Archaeologists also found a camouflaged entry way into a grotto, which Alexandre believes was used by Jews to hide from Roman soldiers who were battling Jewish rebels for control of the area.
The grotto could have hidden around six people for a few hours, she said.
However, Roman soldiers did not end up battling Nazareth's Jews because the hamlet had little strategic value. The Roman army was more interested in larger towns and strategic hilltop communities, she said.
Alexandre said similar camouflaged grottos were found in other ancient Jewish communities of the lower Galilee, such as the nearby biblical village of Cana, which did witness battles between Jews and Romans.
Archaeologists also found clay and chalk vessels likely used by Galilean Jews of the time. The scientists concluded a Jewish family lived there because of the chalk, which Jews used to ensure the ritual purity of the food and water kept inside the vessels.
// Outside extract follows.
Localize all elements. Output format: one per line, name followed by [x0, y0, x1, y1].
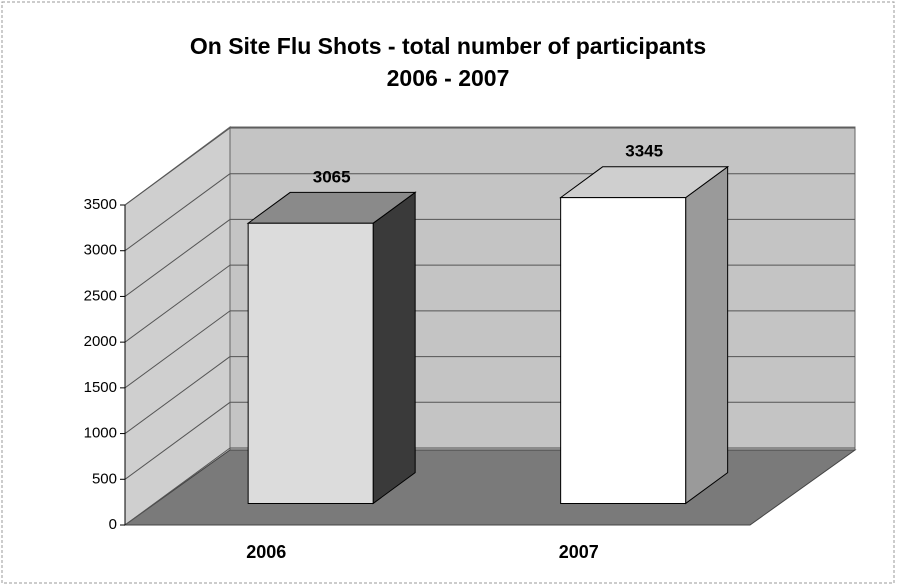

The shards also date back to the time of Jesus, which includes the late Hellenic, early Roman period that ranges from around 100 B.C. to the first century, Alexandre said. The determination was made by comparing the findings to shards and remains typical of that period found in other parts of the Galilee, she said.
The absence of any remains of glass vessels or imported products suggested the people who lived in the dwelling were simple, but Alexandre said the remains did not indicate whether they were traders or farmers.
The only other artifacts from the time of Jesus found in the Nazareth area are ancient burial caves that provided a rough idea of the village's population at the time, Alexandre said.
Work is now taking place to clear newer ruins built above the dwelling, which will be preserved. The dwelling will become part of a new international Christian center being built close to the site and funded by a French Roman Catholic group, said Marc Hodara of the Chemin Neuf Community overseeing construction.
Alexandre said limited space and population density makes it unlikely that archaeologists can carry out further excavations in the area, leaving this dwelling to tell the story of what Jesus' boyhood home may have looked like.
The discovery at "this time, this period, is very interesting, especially as a Christian," Karam said. "For me it is a great gift."